The patient was a 13-year-old boy who presented with the primary complaint of abdominal pain. The symptoms began 1 day prior to his emergency room visit on September 2, 2024. His relevant medical history includes chronic rhinitis, a deviated septum, and prior admissions for respiratory infections, specifically bronchiolitis and pneumonia, at 3 years of age. In August 2024, occult blood was detected during the national student health examination system. However, the finding was not considered serious at the time, and the patient did not seek medical attention. During the recent acute presentation, the patient reported abdominal pain localized around the umbilical area. The patient had no fever, diarrhea, or other gastrointestinal complaints. The patient's height and weight were 152.2 cm (12.5 percentile), and 45.1 kg (21.2 percentile), respectively. The vital signs were as follows: blood pressure, 128/62 mmHg; pulse rate, 78 beats per minute; respiratory rate, 22 times per minute; and body temperature, 36.4 ℃. Upon physical examination, diffuse abdominal tenderness was observed, without tenderness over the costovertebral angles. An initial erect abdominal radiograph revealed tiny high-density lesions in both kidneys (
Fig. 1). Laboratory findings included the following: white blood cell count, 9,200/µL (segmental neutrophils, 46.0%; lymphocytes, 38.0%); hemoglobin, 12.5 g/dL; hematocrit, 37.7%, platelets, 348,000/µL; albumin, 4.3 g/dL; total protein, 6.6 g/dL; total bilirubin, 0.2 mg/dL; aspartate aminotransferase, 22 IU/L; alanine aminotransferase, 17 IU/L; blood urea nitrogen, 12.3 mg/dL; creatinine (Cr), 0.67 mg/dL; sodium, 139 mmol/L; potassium, 3.9 mmol/L; uric acid, 8.5 mg/dL; total calcium, 10.5 mg/dL; and phosphorus, 3.2 mg/dL. The erythrocyte sedimentation rate was 13 mm/hr, and the C-reactive protein level was 0.01 mg/dL. The urinalysis results were as follows: specific gravity, 1.022; pH, 6.5; protein, 1+; red blood cells, many/high-power field (HPF); and white blood cells, 20–29/HPF. The urine protein to Cr ratio was 0.13 mg/mg Cr. The random urine calcium to Cr ratio was 187.6 mg/g. The urine N-acetyl-beta-D-glucosaminidase-to-Cr ratio was 14.89 IU/g, and the urine β2-microglobulin level was 0.30 mg/dL. An additional non-contrast computed tomography scan was performed to confirm the diagnosis. Computed tomography of the kidney and bladder revealed a stone measuring 0.5×0.8 cm in the right distal ureter with hydronephrosis as well as multiple small calyceal stones in both kidneys (up to 0.5×0.6 cm) (
Fig. 2). The patient's 24-hour urine collection, performed shortly after admission and prior to extracorporeal shock wave lithotripsy (ESWL), was analyzed. The 24-hour urine citric acid level was 109 mg/day, which is below the normal range (>150 mg/day), while the calcium level was 77.76 mg/day, within the normal range. After ESWL for bilateral renal stones, the retrieved stone fragments were subjected to composition analysis using the wet chemical method. The analysis identified calcium, oxalate, uric acid, phosphate, and magnesium, indicating a mixed-type stone, primarily composed of calcium oxalate and calcium phosphate, which are commonly associated with hypercalciuria and hypocitraturia. These findings support a metabolic etiology, consistent with the diagnosis of pHPT. After 3 weeks, follow-up laboratory findings showed a further increase in serum calcium to 13.0 mg/dL (normal range, 8.6–10.2 mg/dL), with alkaline phosphatase elevated to 2,232 IU/L (normal range, 276–855 IU/L).
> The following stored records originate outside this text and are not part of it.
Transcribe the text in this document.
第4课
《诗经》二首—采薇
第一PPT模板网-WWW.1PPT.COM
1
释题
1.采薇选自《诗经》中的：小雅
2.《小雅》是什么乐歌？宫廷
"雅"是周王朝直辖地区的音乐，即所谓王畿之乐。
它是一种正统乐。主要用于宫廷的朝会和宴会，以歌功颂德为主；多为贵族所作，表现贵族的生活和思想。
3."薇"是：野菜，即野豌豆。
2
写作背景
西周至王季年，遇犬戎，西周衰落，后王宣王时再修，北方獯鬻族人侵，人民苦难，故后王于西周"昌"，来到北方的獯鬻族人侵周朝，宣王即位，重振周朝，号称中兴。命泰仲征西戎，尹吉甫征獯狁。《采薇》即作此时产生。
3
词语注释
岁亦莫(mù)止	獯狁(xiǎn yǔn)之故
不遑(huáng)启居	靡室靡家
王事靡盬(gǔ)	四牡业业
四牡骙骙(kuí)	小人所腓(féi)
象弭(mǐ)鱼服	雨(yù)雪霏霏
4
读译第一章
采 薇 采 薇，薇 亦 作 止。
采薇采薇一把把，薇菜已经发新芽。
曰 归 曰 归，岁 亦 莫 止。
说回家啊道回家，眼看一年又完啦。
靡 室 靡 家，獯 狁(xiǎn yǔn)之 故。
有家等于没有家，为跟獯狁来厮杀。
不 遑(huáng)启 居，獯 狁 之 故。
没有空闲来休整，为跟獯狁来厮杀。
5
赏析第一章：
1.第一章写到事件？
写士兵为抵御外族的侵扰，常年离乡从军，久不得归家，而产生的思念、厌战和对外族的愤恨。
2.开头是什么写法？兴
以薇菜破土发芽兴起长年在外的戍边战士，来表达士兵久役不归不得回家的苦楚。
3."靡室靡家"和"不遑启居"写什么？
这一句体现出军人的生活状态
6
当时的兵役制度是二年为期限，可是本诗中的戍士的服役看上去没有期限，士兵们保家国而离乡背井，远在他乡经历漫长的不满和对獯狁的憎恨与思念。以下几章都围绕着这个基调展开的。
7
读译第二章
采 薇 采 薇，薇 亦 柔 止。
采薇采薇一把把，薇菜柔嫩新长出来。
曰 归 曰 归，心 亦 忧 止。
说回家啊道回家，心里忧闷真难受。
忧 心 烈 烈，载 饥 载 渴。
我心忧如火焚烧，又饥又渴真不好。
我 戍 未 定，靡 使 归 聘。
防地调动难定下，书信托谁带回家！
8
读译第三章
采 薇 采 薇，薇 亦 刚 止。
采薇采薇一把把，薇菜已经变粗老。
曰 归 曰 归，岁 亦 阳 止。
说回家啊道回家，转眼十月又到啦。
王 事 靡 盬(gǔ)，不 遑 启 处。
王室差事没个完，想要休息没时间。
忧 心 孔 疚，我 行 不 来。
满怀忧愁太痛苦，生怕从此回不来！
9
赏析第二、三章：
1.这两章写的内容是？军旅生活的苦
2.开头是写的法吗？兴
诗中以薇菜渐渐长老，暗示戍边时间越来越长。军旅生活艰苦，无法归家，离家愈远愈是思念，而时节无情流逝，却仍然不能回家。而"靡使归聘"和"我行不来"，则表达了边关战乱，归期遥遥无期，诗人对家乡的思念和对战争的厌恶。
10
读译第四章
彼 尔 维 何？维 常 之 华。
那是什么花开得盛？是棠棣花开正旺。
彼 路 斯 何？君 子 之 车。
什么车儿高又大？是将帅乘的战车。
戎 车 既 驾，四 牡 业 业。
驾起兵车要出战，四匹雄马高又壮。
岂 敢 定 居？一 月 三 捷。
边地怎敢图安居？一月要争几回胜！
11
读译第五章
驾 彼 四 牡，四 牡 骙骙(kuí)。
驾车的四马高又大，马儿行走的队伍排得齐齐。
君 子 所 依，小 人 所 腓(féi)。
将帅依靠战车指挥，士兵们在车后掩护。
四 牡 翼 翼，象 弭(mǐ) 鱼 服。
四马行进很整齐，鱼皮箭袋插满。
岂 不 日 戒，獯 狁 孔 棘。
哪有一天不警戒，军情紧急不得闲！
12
The intact parathyroid hormone (iPTH) level was markedly elevated at 296.2 pg/mL (normal range, 10–65 pg/mL), while the 25-hydroxy vitamin D level was low at 13.5 ng/mL (normal range, 30–100 ng/mL). Technetium-99m sestamibi parathyroid scintigraphy identified a parathyroid mass at the anterior portion of the right thyroid gland (
Fig. 3). Genetic testing for the
MEN1 gene revealed no mutations. The patient was transferred to another hospital for surgical treatment, and a calcium-sensing receptor agonist, such as cinacalcet, was administered while awaiting surgery. Eventually, the patient underwent a successful parathyroidectomy, leading to normalization of calcium and iPTH levels postoperatively.